Just wondering who are the Clarion members amongst us ?

I'm with West Lothian, I joined them a couple of years ago, really enjoying it, very welcoming and a great club spirit.


----------



## Milkfloat (22 Dec 2015)

Spurs!

Just kidding - not a member.


----------



## Sharky (22 Dec 2015)

My dad was a member in the late 30's. I think it was the south west Lancashire group. Still have a "bugle" pin badge of his. Will find it and post a pic.


----------



## Sharky (22 Dec 2015)

Found it ...







Not very clear in the photo, but it is the name on a long thin bugle and on the back a long pin. Must be 70 yrs old.


----------



## dan_bo (22 Dec 2015)

Me!

Saddleworth


----------



## Tim Hall (23 Dec 2015)

Can you guess who else is a member, just from their username? (@clarion)


----------



## clarion (16 Jan 2016)

Spurs!

Fellowship Is Life


----------



## Flick of the Elbow (17 Jan 2016)

User said:


> How do you get on with the socialism bit?

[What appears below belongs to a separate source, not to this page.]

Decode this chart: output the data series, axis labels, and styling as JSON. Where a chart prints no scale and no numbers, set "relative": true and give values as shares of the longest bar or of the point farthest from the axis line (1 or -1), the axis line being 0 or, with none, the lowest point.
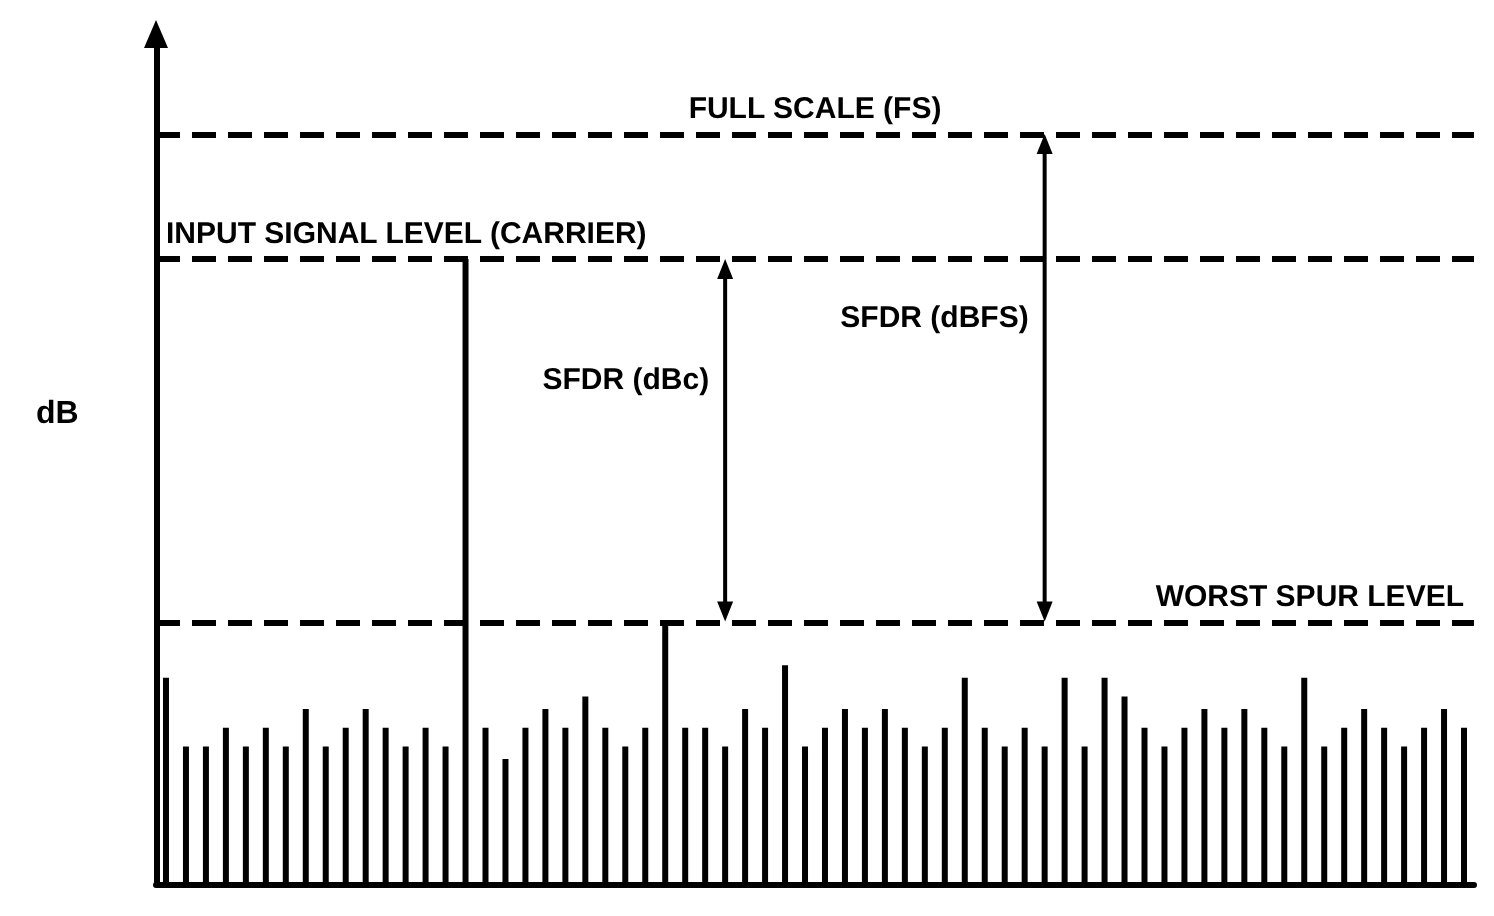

A wonderful bit of British working class heritage. I love all the old stuff they print in the Clarion newsletter, like the clubrun reports that refer to their clubmates as 'Comrade <insert surname>'. Comrade Smith suffered a cracked chain stay but Comrade Jones effected a repair with a broom handle and a toestrap...


----------



## Vantage (2 Feb 2016)

I'm with the Bolton section but very seriously on the verge of leaving due to various issues.


----------



## Flick of the Elbow (2 Feb 2016)

Vantage said:


> I'm with the Bolton section but very seriously on the verge of leaving due to various issues.


That's a shame


----------